Since there were no changes to his previously reported registry data, the trial court reasoned that Mr. Judge had no obligation to return to the state police detachment to re-register the same information he had just reported several weeks prior to his arrest.
We find the trial court's reasoning to be compelling. Under the provisions of the Act, a registered sex offender who is released from incarceration or confinement on an unrelated charge has a duty to return to the state police detachment to update the information on file only if there has been a change to any previously reported information or if sufficient time has passed to require an address verification as required by West Virginia Code § 15–12–10.8 Because Mr. Judge was in compliance with the registration requirements of the Act, and because there was no change in any of his registry data, he was not required by the provisions of the Act to re-register with the state police following his release from jail. Because Mr. Judge did not commit the offense of failing to register or failing to provide updated information to the sex offender registry, the trial judge properly dismissed the indictment under discussion. See W.Va.Code § 15–12–8(c).
We fully recognize that the Legislature may decide to amend the Registration Act to require that a sex offender must undertake the registration process anew following each incarceration or confinement. Until such a change occurs, it will be necessary for the state police to amend their procedural rule, 81 C.S.R. § 14–17.3, to comport with the dictates of this opinion. Additionally, any and all forms the state police utilize in connection with the Act that include language instructing sex offenders of their obligation to re-register upon each release from incarceration should be rewritten to remove such language.
Based on the foregoing, the decision of the Circuit Court of Tyler County is affirmed.
1. See W.Va.Code § 15–12–8(c) (2009).
2. See W.Va.Code §§ 15–12–1 to –10 (2009 & Supp.2011).
3. See W.Va.Code § 15–12–4(a)(2)(E).
4. He either provided this information to the state police annually, as required by the Act, or contemporaneously, as in the case of a change of residence or employment.
5. The State agrees that Mr. Judge “was in all respects properly registered immediately prior to his incarceration in May of 2010.”
6. According to the record in this case, the regional jail director did not obtain information for the sex offender registry from Mr. Judge prior to his release on May 8, 2010. Neither did the regional jail director provide Mr. Judge with any information regarding the registry. In explanation, Mr.
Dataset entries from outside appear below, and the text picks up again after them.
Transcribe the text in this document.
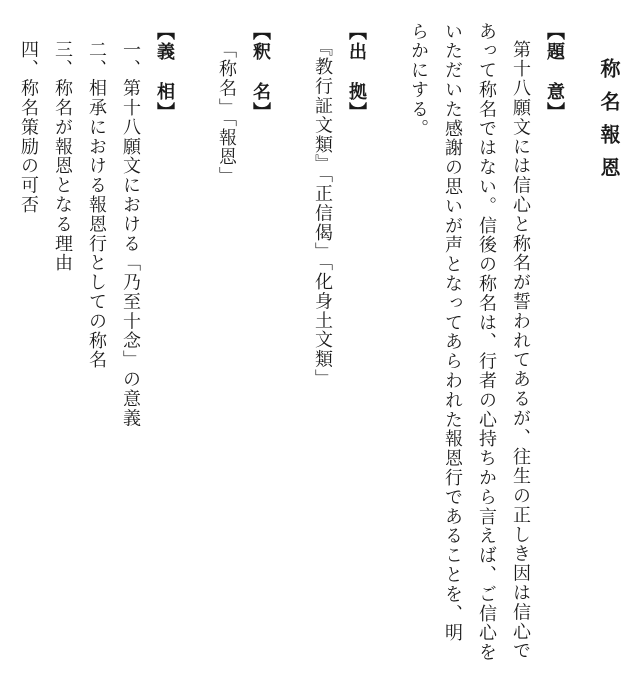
称名報恩
【題　意】
第十八願文には信心と称名が誓われてあるが、往生の正しき因は信心で
あって称名ではない。信後の称名は、行者の心持ちから言えば、ご信心を
いただいた感謝の思いが声となってあらわれた報恩行であることを、明
らかにする。
【出　拠】
『教行証文類』「正信偈」「化身土文類」
【釈　名】
「称名」「報恩」
【義　相】
一、第十八願文における「乃至十念」の意義
二、相承における報恩行としての称名
三、称名が報恩となる理由
四、称名策励の可否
Judge observes that neither of these actions were required by the jail director since the arrest did not involve an offense which invoked the Act's provisions.
7. According to 81 C.S.R. § 14–17.3, a person released from incarceration has three business days following his or her release to “physically appear at a State Police Detachment in the county of residence and supply information necessary to complete the registration process.”
8. Under West Virginia Code § 15–12–10, sex offenders are required to report to the state police on an annual basis to verify their addresses; sexually violent predators are required to make this address verification four times a year.